When Lanie and I had separated, I worried Anne would get attached to her mother’s boyfriends. Not in a jealous way either. I didn’t want a revolving door of people coming in and out of her life while Lanie and I tried to live our own lives. But Anne didn’t have to know the specifics of my relationship with Parker. She was ten. And as long as Parker and I were appropriate, she’d think he was one of my friends.

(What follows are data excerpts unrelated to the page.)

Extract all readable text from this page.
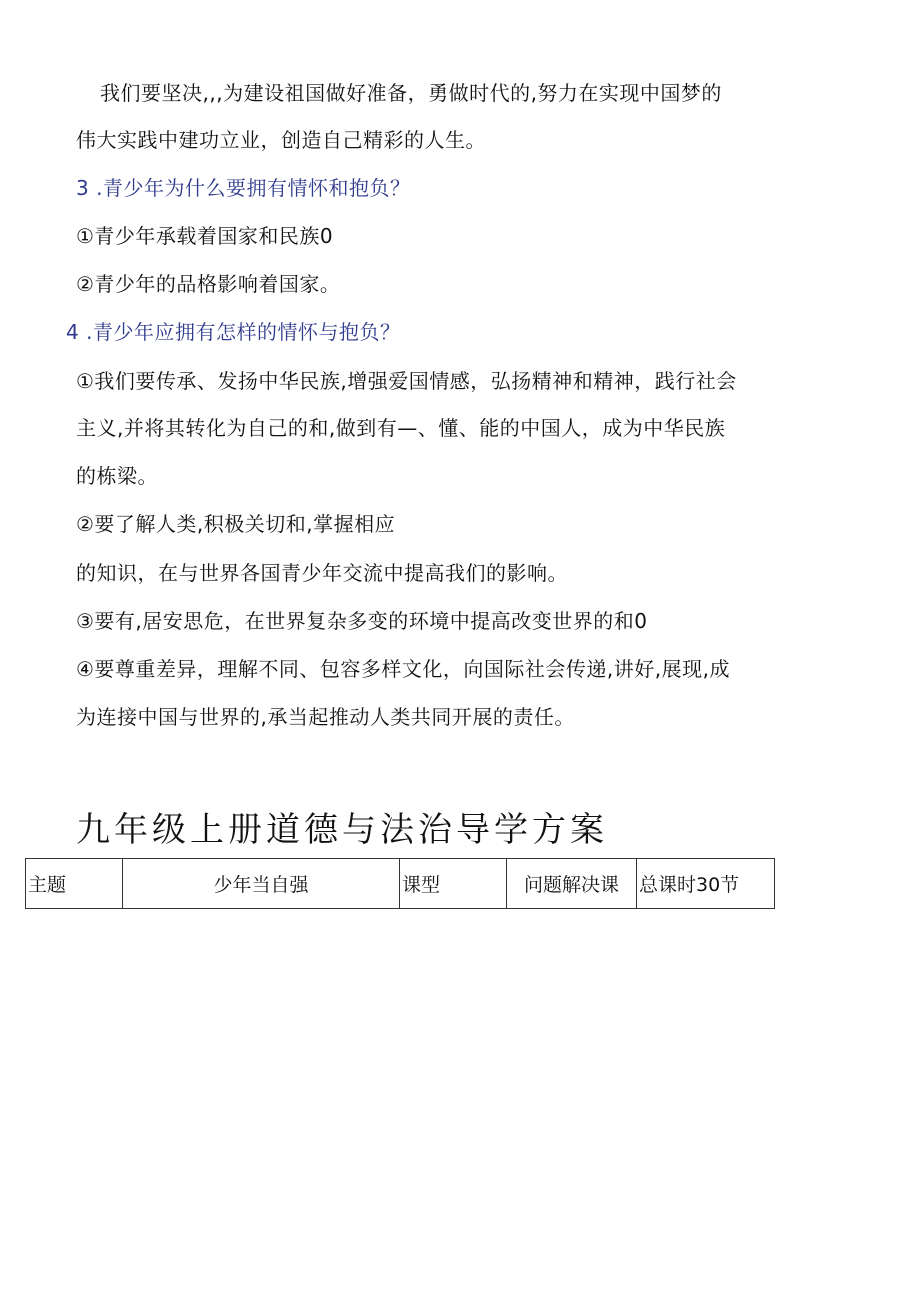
我们要坚决,,,为建设祖国做好准备，勇做时代的,努力在实现中国梦的
伟大实践中建功立业，创造自己精彩的人生。
3 .青少年为什么要拥有情怀和抱负？
①青少年承载着国家和民族0
②青少年的品格影响着国家。
4 .青少年应拥有怎样的情怀与抱负？
①我们要传承、发扬中华民族,增强爱国情感，弘扬精神和精神，践行社会
主义,并将其转化为自己的和,做到有—、懂、能的中国人，成为中华民族
的栋梁。
②要了解人类,积极关切和,掌握相应
的知识，在与世界各国青少年交流中提高我们的影响。
③要有,居安思危，在世界复杂多变的环境中提高改变世界的和0
④要尊重差异，理解不同、包容多样文化，向国际社会传递,讲好,展现,成
为连接中国与世界的,承当起推动人类共同开展的责任。
九年级上册道德与法治导学方案
主题	少年当自强	课型	问题解决课	总课时30节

“I’m not ready to come out to Anne,” I said. “But, if you’re okay with being in the friend zone while she’s here, I’d love for you to meet her.”

“I can handle that.” Parker took the bottom hem of my shirt between his thumb and forefinger, his candid blue eyes searched mine. “Can I be honest?”

“Please.”

“I love kids, don’t get me wrong. But I’m nervous. What if I do something I shouldn’t, like swear or—”

“I swear all the time. Lanie and I have never been PG-parents.”

He laughed and leaned close enough I could feel his breath on my lips. “It’s going to be hard not touching you tonight.”

“It’ll be good practice for tomorrow when we’re in class.”

“Can I kiss you again before we go inside?”

Pulling me into his strong arms, he pressed his chest against me as I nodded. My heart thundered, a shiver spreading over my skin as his mouth melded to mine. The kiss was messy and fast, and when he pulled away, I licked my lips, savoring the sweet taste he’d left behind.

“Do you like mushrooms?” I asked and he laughed, the deep rumble of it vibrated against me.

“Not particularly.”

“What about waffles?”

“Who doesn’t like waffles?”

I smiled, his answer lifting the weight off my shoulders.

“I think you and Anne will get along just fine.”